The Naked Gun: From the Files of Police Squad (1988) | David Zucker



The comedy writing team of Jerry Zucker, Jim Abrahams, and David Zucker brought this first of a trilogy, based on their short-lived 1982 TV show “Police Squad”, of zany screwball comedies to Hollywood in 1988, offering plenty of sight gags, plays on words, pop culture sendups, and downright silly slapstick.  Leslie Nielsen returns to star as Lt. Frank Drebin, who seems to have a high success rate in closing his cases despite being an overconfident buffoon. His latest case involves trying to prevent the assassination of Queen Elizabeth II while on a visit to America. A hunch leads Drebin to look into wealthy philanthropist Vincent Ludwig (Ricardo Montalban), who Frank thinks is also a scam artist. Drebin ends up falling for Ludwig’s beautiful but klutzy assistant, Jane Spencer (Priscilla Presley). George Kennedy and O.J. Simpson also appear.

 


Trail of the Pink Panther (1982) | Blake Edwards



Trail of the Pink Panther is a film done nearly two years after the death of Pink Panther franchise star Peter Sellers, compiling the best clips and unused outtakes from prior films, along with new material to hang together a plot around the.
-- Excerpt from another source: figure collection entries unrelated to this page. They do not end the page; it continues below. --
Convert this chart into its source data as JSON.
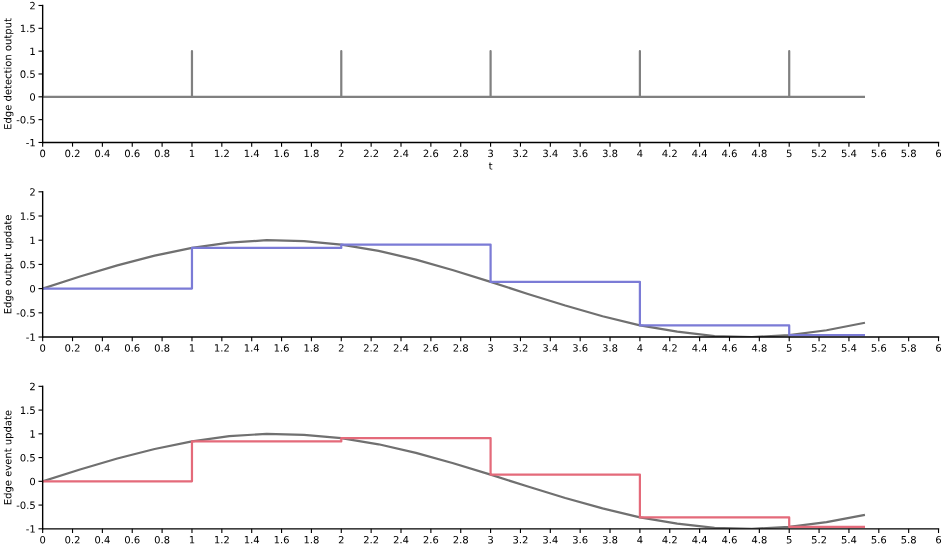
{
  "chart_data": [
    {
      "type": "line",
      "xlabel": "t",
      "ylabel": "Edge detection output",
      "xlim": [
        0,
        6
      ],
      "ylim": [
        -1,
        2
      ],
      "xticks": [
        0,
        0.2,
        0.4,
        0.6,
        0.8,
        1,
        1.2,
        1.4,
        1.6,
        1.8,
        2,
        2.2,
        2.4,
        2.6,
        2.8,
        3,
        3.2,
        3.4,
        3.6,
        3.8,
        4,
        4.2,
        4.4,
        4.6,
        4.8,
        5,
        5.2,
        5.4,
        5.6,
        5.8,
        6
      ],
      "yticks": [
        -1,
        -0.5,
        0,
        0.5,
        1,
        1.5,
        2
      ],
      "grid": false,
      "series": [
        {
          "color": "#808080",
          "x": [
            0,
            0,
            1,
            1,
            1,
            2,
            2,
            2,
            3,
            3,
            3,
            4,
            4,
            4,
            5,
            5,
            5,
            5.5
          ],
          "values": [
            1,
            0,
            0,
            1,
            0,
            0,
            1,
            0,
            0,
            1,
            0,
            0,
            1,
            0,
            0,
            1,
            0,
            0
          ]
        }
      ]
    },
    {
      "type": "line",
      "ylabel": "Edge output update",
      "xlim": [
        0,
        6
      ],
      "ylim": [
        -1,
        2
      ],
      "xticks": [
        0,
        0.2,
        0.4,
        0.6,
        0.8,
        1,
        1.2,
        1.4,
        1.6,
        1.8,
        2,
        2.2,
        2.4,
        2.6,
        2.8,
        3,
        3.2,
        3.4,
        3.6,
        3.8,
        4,
        4.2,
        4.4,
        4.6,
        4.8,
        5,
        5.2,
        5.4,
        5.6,
        5.8,
        6
      ],
      "yticks": [
        -1,
        -0.5,
        0,
        0.5,
        1,
        1.5,
        2
      ],
      "grid": false,
      "series": [
        {
          "color": "#707070",
          "x": [
            0,
            0.25,
            0.5,
            0.75,
            1,
            1.25,
            1.5,
            1.75,
            2,
            2.25,
            2.5,
            2.75,
            3,
            3.25,
            3.5,
            3.75,
            4,
            4.25,
            4.5,
            4.75,
            5,
            5.25,
            5.5
          ],
          "values": [
            0,
            0.25,
            0.48,
            0.68,
            0.84,
            0.95,
            1.0,
            0.98,
            0.91,
            0.78,
            0.6,
            0.38,
            0.14,
            -0.11,
            -0.35,
            -0.57,
            -0.76,
            -0.89,
            -0.98,
            -1.0,
            -0.96,
            -0.86,
            -0.71
          ]
        },
        {
          "type": "step",
          "color": "#7b7bd6",
          "x": [
            0,
            1,
            2,
            3,
            4,
            5,
            5.5
          ],
          "values": [
            0,
            0.84,
            0.91,
            0.14,
            -0.76,
            -0.96,
            -0.96
          ]
        }
      ]
    },
    {
      "type": "line",
      "ylabel": "Edge event update",
      "xlim": [
        0,
        6
      ],
      "ylim": [
        -1,
        2
      ],
      "xticks": [
        0,
        0.2,
        0.4,
        0.6,
        0.8,
        1,
        1.2,
        1.4,
        1.6,
        1.8,
        2,
        2.2,
        2.4,
        2.6,
        2.8,
        3,
        3.2,
        3.4,
        3.6,
        3.8,
        4,
        4.2,
        4.4,
        4.6,
        4.8,
        5,
        5.2,
        5.4,
        5.6,
        5.8,
        6
      ],
      "yticks": [
        -1,
        -0.5,
        0,
        0.5,
        1,
        1.5,
        2
      ],
      "grid": false,
      "series": [
        {
          "color": "#707070",
          "x": [
            0,
            0.25,
            0.5,
            0.75,
            1,
            1.25,
            1.5,
            1.75,
            2,
            2.25,
            2.5,
            2.75,
            3,
            3.25,
            3.5,
            3.75,
            4,
            4.25,
            4.5,
            4.75,
            5,
            5.25,
            5.5
          ],
          "values": [
            0,
            0.25,
            0.48,
            0.68,
            0.84,
            0.95,
            1.0,
            0.98,
            0.91,
            0.78,
            0.6,
            0.38,
            0.14,
            -0.11,
            -0.35,
            -0.57,
            -0.76,
            -0.89,
            -0.98,
            -1.0,
            -0.96,
            -0.86,
            -0.71
          ]
        },
        {
          "type": "step",
          "color": "#e46a7a",
          "x": [
            0,
            1,
            2,
            3,
            4,
            5,
            5.5
          ],
          "values": [
            0,
            0.84,
            0.91,
            0.14,
            -0.76,
            -0.96,
            -0.96
          ]
        }
      ]
    }
  ]
}
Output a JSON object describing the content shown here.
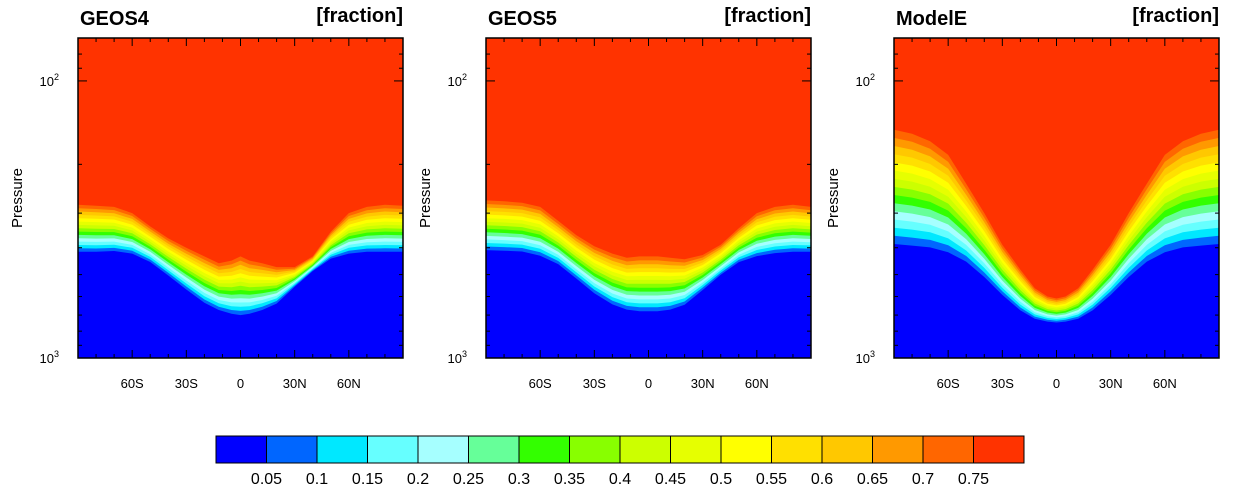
{
  "chart_data": {
    "type": "contour",
    "panels": [
      {
        "title": "GEOS4",
        "units": "[fraction]",
        "profile": [
          [
            -90,
            280,
            425
          ],
          [
            -80,
            282,
            425
          ],
          [
            -70,
            285,
            422
          ],
          [
            -60,
            300,
            430
          ],
          [
            -50,
            335,
            460
          ],
          [
            -40,
            370,
            515
          ],
          [
            -30,
            400,
            580
          ],
          [
            -20,
            430,
            650
          ],
          [
            -12,
            455,
            690
          ],
          [
            -5,
            445,
            715
          ],
          [
            0,
            430,
            725
          ],
          [
            5,
            445,
            715
          ],
          [
            12,
            455,
            690
          ],
          [
            20,
            470,
            650
          ],
          [
            30,
            470,
            560
          ],
          [
            40,
            430,
            490
          ],
          [
            50,
            350,
            445
          ],
          [
            60,
            300,
            430
          ],
          [
            70,
            285,
            425
          ],
          [
            80,
            280,
            425
          ],
          [
            90,
            282,
            425
          ]
        ]
      },
      {
        "title": "GEOS5",
        "units": "[fraction]",
        "profile": [
          [
            -90,
            270,
            420
          ],
          [
            -80,
            272,
            422
          ],
          [
            -70,
            275,
            425
          ],
          [
            -60,
            285,
            440
          ],
          [
            -50,
            320,
            470
          ],
          [
            -40,
            360,
            530
          ],
          [
            -30,
            395,
            600
          ],
          [
            -20,
            420,
            660
          ],
          [
            -12,
            435,
            690
          ],
          [
            -5,
            430,
            700
          ],
          [
            0,
            430,
            700
          ],
          [
            5,
            430,
            700
          ],
          [
            12,
            435,
            690
          ],
          [
            20,
            440,
            660
          ],
          [
            30,
            425,
            580
          ],
          [
            40,
            390,
            510
          ],
          [
            50,
            340,
            460
          ],
          [
            60,
            300,
            440
          ],
          [
            70,
            285,
            430
          ],
          [
            80,
            280,
            425
          ],
          [
            90,
            285,
            425
          ]
        ]
      },
      {
        "title": "ModelE",
        "units": "[fraction]",
        "profile": [
          [
            -90,
            150,
            415
          ],
          [
            -80,
            155,
            420
          ],
          [
            -70,
            165,
            425
          ],
          [
            -60,
            185,
            440
          ],
          [
            -50,
            235,
            470
          ],
          [
            -40,
            300,
            530
          ],
          [
            -30,
            390,
            610
          ],
          [
            -20,
            480,
            690
          ],
          [
            -12,
            560,
            735
          ],
          [
            -5,
            600,
            750
          ],
          [
            0,
            610,
            755
          ],
          [
            5,
            600,
            750
          ],
          [
            12,
            560,
            735
          ],
          [
            20,
            480,
            690
          ],
          [
            30,
            390,
            610
          ],
          [
            40,
            300,
            530
          ],
          [
            50,
            235,
            470
          ],
          [
            60,
            185,
            440
          ],
          [
            70,
            165,
            425
          ],
          [
            80,
            155,
            420
          ],
          [
            90,
            150,
            415
          ]
        ]
      }
    ],
    "x_ticks": [
      "60S",
      "30S",
      "0",
      "30N",
      "60N"
    ],
    "x_tick_values": [
      -60,
      -30,
      0,
      30,
      60
    ],
    "xlim": [
      -90,
      90
    ],
    "ylabel": "Pressure",
    "y_ticks": [
      {
        "base": "10",
        "exp": "2",
        "value": 100
      },
      {
        "base": "10",
        "exp": "3",
        "value": 1000
      }
    ],
    "ylim": [
      70,
      1000
    ],
    "y_scale": "log-reversed",
    "colorbar": {
      "labels": [
        "0.05",
        "0.1",
        "0.15",
        "0.2",
        "0.25",
        "0.3",
        "0.35",
        "0.4",
        "0.45",
        "0.5",
        "0.55",
        "0.6",
        "0.65",
        "0.7",
        "0.75"
      ],
      "levels": [
        0.05,
        0.1,
        0.15,
        0.2,
        0.25,
        0.3,
        0.35,
        0.4,
        0.45,
        0.5,
        0.55,
        0.6,
        0.65,
        0.7,
        0.75
      ],
      "colors": [
        "#0000ff",
        "#0066ff",
        "#00e8ff",
        "#66ffff",
        "#a6ffff",
        "#66ff99",
        "#33ff00",
        "#88ff00",
        "#ccff00",
        "#e6ff00",
        "#ffff00",
        "#ffe000",
        "#ffc800",
        "#ff9900",
        "#ff6600",
        "#ff3300"
      ]
    }
  }
}
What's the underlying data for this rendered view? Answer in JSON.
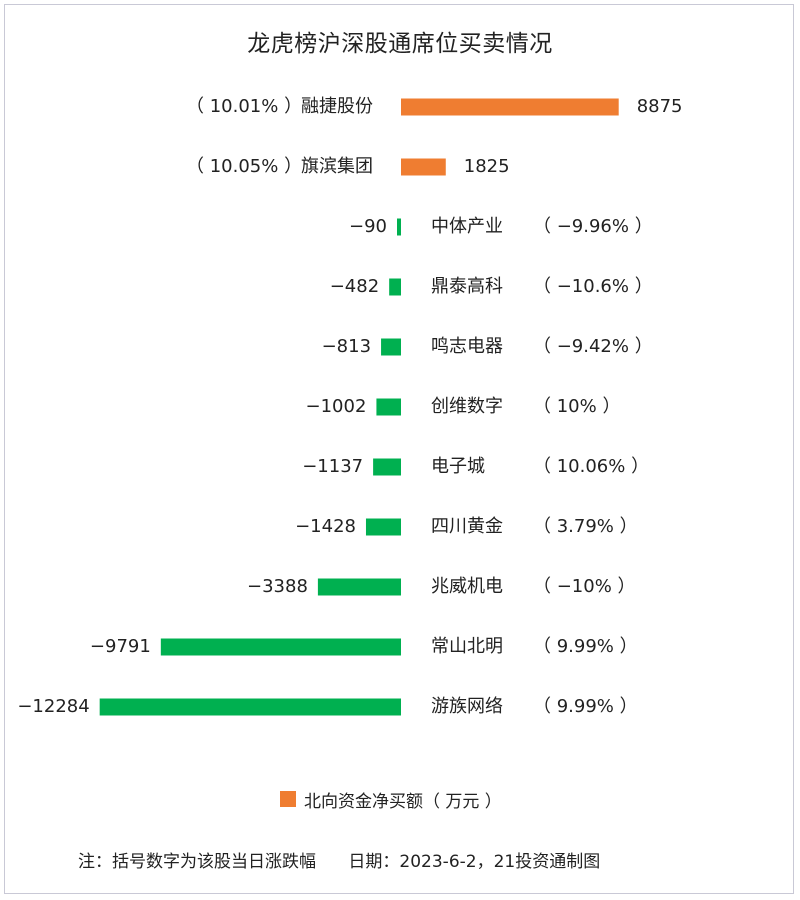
{
  "chart_data": {
    "type": "bar",
    "orientation": "horizontal",
    "title": "龙虎榜沪深股通席位买卖情况",
    "categories": [
      "融捷股份",
      "旗滨集团",
      "中体产业",
      "鼎泰高科",
      "鸣志电器",
      "创维数字",
      "电子城",
      "四川黄金",
      "兆威机电",
      "常山北明",
      "游族网络"
    ],
    "values": [
      8875,
      1825,
      -90,
      -482,
      -813,
      -1002,
      -1137,
      -1428,
      -3388,
      -9791,
      -12284
    ],
    "value_labels": [
      "8875",
      "1825",
      "−90",
      "−482",
      "−813",
      "−1002",
      "−1137",
      "−1428",
      "−3388",
      "−9791",
      "−12284"
    ],
    "change_labels": [
      "（ 10.01% ）",
      "（ 10.05% ）",
      "（ −9.96% ）",
      "（ −10.6% ）",
      "（ −9.42% ）",
      "（ 10% ）",
      "（ 10.06% ）",
      "（ 3.79% ）",
      "（ −10% ）",
      "（ 9.99% ）",
      "（ 9.99% ）"
    ],
    "series": [
      {
        "name": "北向资金净买额（ 万元 ）"
      }
    ],
    "legend": {
      "label": "北向资金净买额（ 万元 ）",
      "position": "bottom"
    },
    "grid": false,
    "colors": {
      "positive": "#ef7d31",
      "negative": "#00b050"
    }
  },
  "footnote": "注：括号数字为该股当日涨跌幅      日期：2023-6-2，21投资通制图"
}
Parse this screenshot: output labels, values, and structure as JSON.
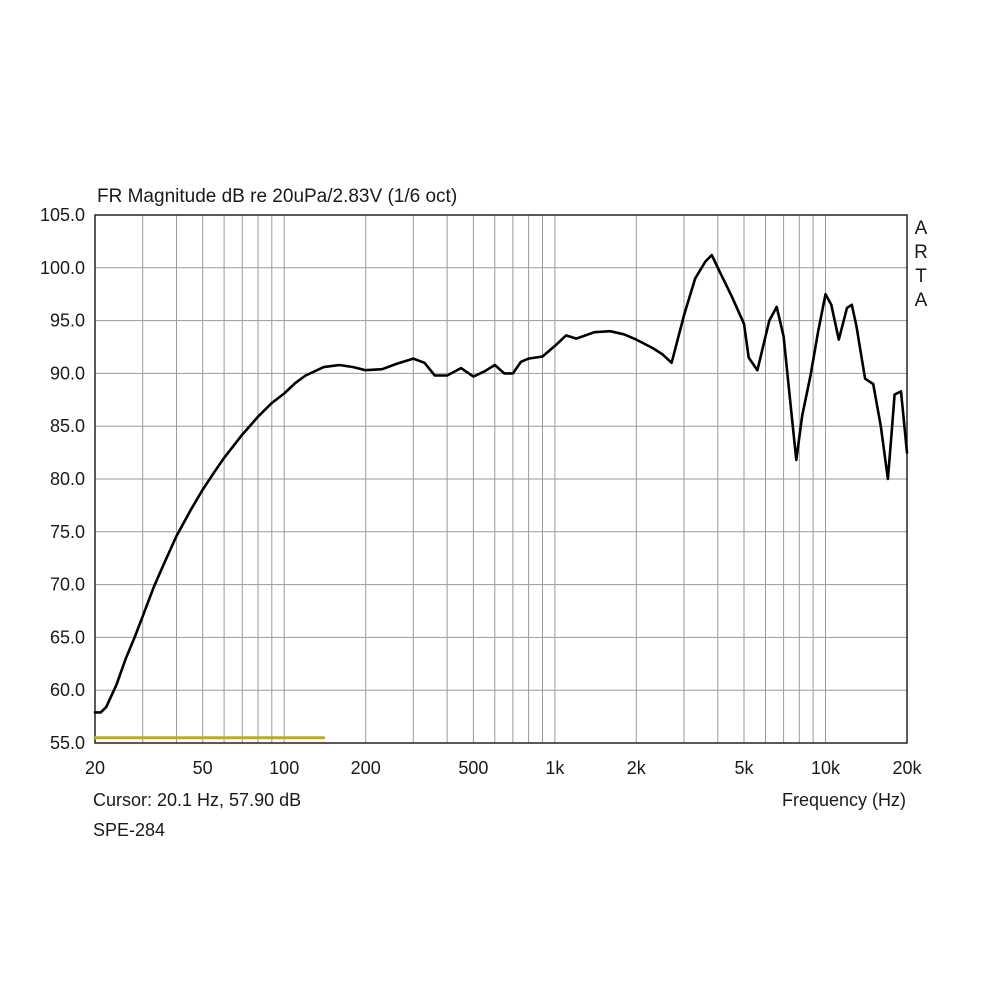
{
  "chart_data": {
    "type": "line",
    "title": "FR Magnitude dB re 20uPa/2.83V (1/6 oct)",
    "xlabel": "Frequency (Hz)",
    "ylabel": "",
    "x_scale": "log",
    "xlim": [
      20,
      20000
    ],
    "ylim": [
      55,
      105
    ],
    "grid": true,
    "x_ticks": [
      {
        "value": 20,
        "label": "20"
      },
      {
        "value": 50,
        "label": "50"
      },
      {
        "value": 100,
        "label": "100"
      },
      {
        "value": 200,
        "label": "200"
      },
      {
        "value": 500,
        "label": "500"
      },
      {
        "value": 1000,
        "label": "1k"
      },
      {
        "value": 2000,
        "label": "2k"
      },
      {
        "value": 5000,
        "label": "5k"
      },
      {
        "value": 10000,
        "label": "10k"
      },
      {
        "value": 20000,
        "label": "20k"
      }
    ],
    "y_ticks": [
      {
        "value": 105,
        "label": "105.0"
      },
      {
        "value": 100,
        "label": "100.0"
      },
      {
        "value": 95,
        "label": "95.0"
      },
      {
        "value": 90,
        "label": "90.0"
      },
      {
        "value": 85,
        "label": "85.0"
      },
      {
        "value": 80,
        "label": "80.0"
      },
      {
        "value": 75,
        "label": "75.0"
      },
      {
        "value": 70,
        "label": "70.0"
      },
      {
        "value": 65,
        "label": "65.0"
      },
      {
        "value": 60,
        "label": "60.0"
      },
      {
        "value": 55,
        "label": "55.0"
      }
    ],
    "series": [
      {
        "color": "#000000",
        "x": [
          20,
          21,
          22,
          24,
          26,
          28,
          30,
          33,
          36,
          40,
          45,
          50,
          55,
          60,
          70,
          80,
          90,
          100,
          110,
          120,
          140,
          160,
          180,
          200,
          230,
          260,
          300,
          330,
          360,
          400,
          450,
          500,
          550,
          600,
          650,
          700,
          750,
          800,
          900,
          1000,
          1100,
          1200,
          1400,
          1600,
          1800,
          2000,
          2300,
          2500,
          2700,
          3000,
          3300,
          3600,
          3800,
          4000,
          4500,
          5000,
          5200,
          5600,
          6200,
          6600,
          7000,
          7500,
          7800,
          8200,
          8800,
          9400,
          10000,
          10500,
          11200,
          12000,
          12500,
          13000,
          14000,
          15000,
          16000,
          17000,
          17500,
          18000,
          19000,
          20000
        ],
        "values": [
          57.9,
          57.9,
          58.4,
          60.5,
          63.0,
          65.0,
          67.0,
          69.8,
          72.0,
          74.6,
          77.0,
          79.0,
          80.6,
          82.0,
          84.2,
          85.9,
          87.2,
          88.1,
          89.1,
          89.8,
          90.6,
          90.8,
          90.6,
          90.3,
          90.4,
          90.9,
          91.4,
          91.0,
          89.8,
          89.8,
          90.5,
          89.7,
          90.2,
          90.8,
          90.0,
          90.0,
          91.1,
          91.4,
          91.6,
          92.6,
          93.6,
          93.3,
          93.9,
          94.0,
          93.7,
          93.2,
          92.4,
          91.8,
          91.0,
          95.5,
          99.0,
          100.6,
          101.2,
          100.0,
          97.3,
          94.7,
          91.5,
          90.3,
          95.0,
          96.3,
          93.5,
          86.0,
          81.8,
          86.0,
          89.8,
          94.0,
          97.5,
          96.5,
          93.2,
          96.2,
          96.5,
          94.5,
          89.5,
          89.0,
          85.0,
          80.0,
          84.0,
          88.0,
          88.3,
          82.5
        ]
      },
      {
        "color": "#b8ac28",
        "x": [
          20,
          140
        ],
        "values": [
          55.5,
          55.5
        ]
      }
    ]
  },
  "top_right_label": "ARTA",
  "cursor_text": "Cursor: 20.1 Hz, 57.90 dB",
  "footer_name": "SPE-284"
}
That plot involves the theft of the infamous and priceless Pink Panther diamond from the fictional country of Lugash, and Chief Inspector Clouseau, at the request of the president of Lugash, is brought in yet again to investigate its whereabouts, against the wishes of Commissioner Dreyfus. In the course of the globe-hopping investigation, a plane carrying Clouseau goes down into the ocean, where it is presumed he might have finally met his fate. A television reporter is called forth to talk to those who knew Clouseau well, from co-workers to those he helped put away, as well as those who knew of his activities prior to joining the police, from his childhood upbringing to becoming a resistance fighter for France in World War II. Herbert Lom, Joanna Lumley, David Niven, and Robert Loggia also appear. Blake Edwards directs.


Who’s Harry Crumb? | Paul Flaherty



John Candy plays Harry Crumb, the bumbling son who never quite lived up to the reputation of his sleuthing father and grandfather in his family’s long-standing detective agency. Instead of running the company, he’s been relegated to being a lowly trainee as their Tulsa office. Ineptitude is just what the CEO of the company, Eliot Draisen (Jeffrey Jones), in Los Angeles wants from an investigator for reasons of his own. Draisen flies out Crumb to Los Angeles to crack the case involving the kidnapping and ransom of Jennifer Downing,  the beautiful heiress daughter of P.D. Downing (Barry Corbin) and his philandering new wife Helen (Annie Potts). Crumb begins to use his penchant for disguises to get to the bottom of things.